Downgrade to Upgrade: Optimizer Simplification Enhances Robustness in LLM Unlearning
Yicheng Lang, Yihua Zhang, Chongyu Fan, Changsheng Wang, Jinghan Jia, Sijia Liu
TL;DR
The paper investigates how the optimizer used for LLM unlearning influences robustness to post-unlearning weight perturbations, revealing that downgrading optimizers (e.g., zeroth-order estimation or gradient-sign-based compression) can improve resistance to relearning and quantization.
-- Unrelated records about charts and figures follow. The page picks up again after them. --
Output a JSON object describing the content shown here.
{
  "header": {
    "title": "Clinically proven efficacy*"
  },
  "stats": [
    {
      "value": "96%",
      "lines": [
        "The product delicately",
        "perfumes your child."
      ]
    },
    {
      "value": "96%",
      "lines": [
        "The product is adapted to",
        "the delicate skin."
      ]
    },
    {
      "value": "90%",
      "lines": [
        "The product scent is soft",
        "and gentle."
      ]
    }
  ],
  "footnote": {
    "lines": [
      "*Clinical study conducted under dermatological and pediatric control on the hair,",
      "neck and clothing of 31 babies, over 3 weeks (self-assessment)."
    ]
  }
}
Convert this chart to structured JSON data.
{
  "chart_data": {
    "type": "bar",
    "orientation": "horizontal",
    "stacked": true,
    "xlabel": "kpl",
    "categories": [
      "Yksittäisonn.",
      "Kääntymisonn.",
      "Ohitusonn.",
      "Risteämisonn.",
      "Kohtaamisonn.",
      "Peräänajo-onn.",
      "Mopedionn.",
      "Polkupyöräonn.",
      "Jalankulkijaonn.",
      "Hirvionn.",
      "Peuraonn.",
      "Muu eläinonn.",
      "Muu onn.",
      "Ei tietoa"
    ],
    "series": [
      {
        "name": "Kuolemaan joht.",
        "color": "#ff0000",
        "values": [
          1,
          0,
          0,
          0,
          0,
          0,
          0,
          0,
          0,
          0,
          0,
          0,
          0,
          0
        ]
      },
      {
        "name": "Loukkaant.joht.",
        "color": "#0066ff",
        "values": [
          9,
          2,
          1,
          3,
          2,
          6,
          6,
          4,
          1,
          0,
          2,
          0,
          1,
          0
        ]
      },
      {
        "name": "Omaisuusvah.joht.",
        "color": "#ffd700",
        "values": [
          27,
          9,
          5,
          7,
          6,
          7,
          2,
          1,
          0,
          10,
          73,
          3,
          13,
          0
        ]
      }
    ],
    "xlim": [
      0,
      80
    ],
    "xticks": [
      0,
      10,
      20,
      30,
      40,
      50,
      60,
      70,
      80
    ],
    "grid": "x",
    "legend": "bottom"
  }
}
It introduces the concept of optimizer grade and demonstrates that zeroth-order or compressed-first-order methods can steer optimization into basins more resilient to perturbations, though with trade-offs in unlearning precision. To balance forgetting efficacy and robustness, the authors propose a FO–ZO hybrid optimizer that alternates between first-order and zeroth-order updates, achieving strong forgetting while enhancing resilience across MUSE, WMDP, and TOFU benchmarks. The findings offer a new design principle for robust LLM unlearning, with practical impact on privacy and safety by reducing the vulnerability of forgotten information to post-unlearning manipulations.
Abstract
Large language model (LLM) unlearning aims to surgically remove the influence of undesired data or knowledge from an existing model while preserving its utility on unrelated tasks. This paradigm has shown promise in addressing privacy and safety concerns. However, recent findings reveal that unlearning effects are often fragile: post-unlearning manipulations such as weight quantization or fine-tuning can quickly neutralize the intended forgetting. Prior efforts to improve robustness primarily reformulate unlearning objectives by explicitly assuming the role of vulnerability sources. In this work, we take a different perspective by investigating the role of the optimizer, independent of unlearning objectives and formulations, in shaping unlearning robustness. We show that the 'grade' of the optimizer, defined by the level of information it exploits, ranging from zeroth-order (gradient-free) to first-order (gradient-based) to second-order (Hessian-based), is tightly linked to the resilience of unlearning. Surprisingly, we find that downgrading the optimizer, such as using zeroth-order methods or compressed-gradient variants (e.g., gradient sign-based optimizers), often leads to stronger robustness. While these optimizers produce noisier and less precise updates, they encourage convergence to harder-to-disturb basins in the loss landscape, thereby resisting post-training perturbations. By connecting zeroth-order methods with randomized smoothing, we further highlight their natural advantage for robust unlearning. Motivated by these insights, we propose a hybrid optimizer that combines first-order and zeroth-order updates, preserving unlearning efficacy while enhancing robustness. Extensive experiments on the MUSE and WMDP benchmarks, across multiple LLM unlearning algorithms, validate that our approach achieves more resilient forgetting without sacrificing unlearning quality.